Answers: Investigating the Unstable Diabetic Dog
- What are possible causes of poor diabetic control in this dog? Insulin overdose, inappropriate insulin type, insulin resistance caused by concurrent disease.
- Are there problems with insulin handling and administration? Not in this case.
- Is this dog receiving an appropriate insulin type and dose? Insulin dose is too high and does not provide good diabetic control; the insulin type should be appropriate, but duration of action cannot be assessed currently.

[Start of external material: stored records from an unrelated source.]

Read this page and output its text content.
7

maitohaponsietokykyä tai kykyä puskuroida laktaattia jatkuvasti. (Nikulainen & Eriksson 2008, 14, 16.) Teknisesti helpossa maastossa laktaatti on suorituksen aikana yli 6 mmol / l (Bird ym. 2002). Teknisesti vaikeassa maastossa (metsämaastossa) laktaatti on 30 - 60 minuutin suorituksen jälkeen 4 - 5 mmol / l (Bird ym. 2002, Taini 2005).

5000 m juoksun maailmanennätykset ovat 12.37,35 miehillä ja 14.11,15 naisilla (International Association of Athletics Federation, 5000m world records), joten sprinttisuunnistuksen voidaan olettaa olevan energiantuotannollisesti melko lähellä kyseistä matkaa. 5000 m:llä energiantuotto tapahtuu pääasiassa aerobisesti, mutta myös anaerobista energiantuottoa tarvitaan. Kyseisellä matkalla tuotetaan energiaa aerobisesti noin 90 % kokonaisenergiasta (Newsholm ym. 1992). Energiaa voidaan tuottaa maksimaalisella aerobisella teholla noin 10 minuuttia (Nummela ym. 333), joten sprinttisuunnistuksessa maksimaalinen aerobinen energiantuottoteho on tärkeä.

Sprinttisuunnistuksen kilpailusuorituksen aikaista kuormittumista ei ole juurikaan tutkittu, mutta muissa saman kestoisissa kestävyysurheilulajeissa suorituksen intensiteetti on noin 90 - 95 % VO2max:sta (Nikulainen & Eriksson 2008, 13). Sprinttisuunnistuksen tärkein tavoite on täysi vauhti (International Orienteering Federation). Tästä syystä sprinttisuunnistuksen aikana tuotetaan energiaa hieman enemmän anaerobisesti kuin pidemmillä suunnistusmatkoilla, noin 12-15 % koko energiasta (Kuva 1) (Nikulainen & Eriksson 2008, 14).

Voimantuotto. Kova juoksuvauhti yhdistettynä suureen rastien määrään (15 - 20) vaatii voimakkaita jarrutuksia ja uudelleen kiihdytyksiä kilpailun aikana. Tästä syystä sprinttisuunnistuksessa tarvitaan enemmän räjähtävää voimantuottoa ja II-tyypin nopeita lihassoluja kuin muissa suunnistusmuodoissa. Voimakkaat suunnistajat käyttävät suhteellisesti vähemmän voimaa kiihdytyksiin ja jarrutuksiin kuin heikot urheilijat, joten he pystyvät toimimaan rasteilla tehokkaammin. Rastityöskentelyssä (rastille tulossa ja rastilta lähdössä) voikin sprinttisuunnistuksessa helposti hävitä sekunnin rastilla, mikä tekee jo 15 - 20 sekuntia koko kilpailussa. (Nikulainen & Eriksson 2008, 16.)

- What and when is the dog being fed, and does the dog receive any additional treats or table scraps? Appropriate caloric intake is provided twice daily, with no treats or table scraps.
- What are possible causes of insulin resistance in this dog? Hyperadrenocorticism, hypertriglyceridemia, insulin antibodies, periodontal disease, or other concurrent disease.
- What additional diagnostics would help in better assessing diabetic control? Blood glucose curve (performed in hospital or at home), fructosamine concentration; further diagnostics can be based on findings and may include systemic evaluation for concurrent disease or continuous glucose monitoring, if available.
- Rucinsky R, Cook A, Haley S, et al. AAHA diabetes management guidelines for dogs and cats. JAAHA 2010; 46(3):215-224.
- Nelson R. Canine diabetes mellitus. In Feldman EC, Nelson RW, Reusch CE, et al (eds): Canine and Feline Endocrinology, 4th ed. St. Louis: Saunders, 2015, pp 213-257.
- Roomp K, Rand J. Rebound hyperglycemia in diabetic cats. J Fel Med Surg 2016; 18(8):587-596.
- Nelson RW, Feldman EC. Canine diabetes mellitus. In Bonagura JD (ed). Kirk’s Current Veterinary Therapy (CVT) XIV, 14th ed. St. Louis: Elsevier, 1999, pp 244-245.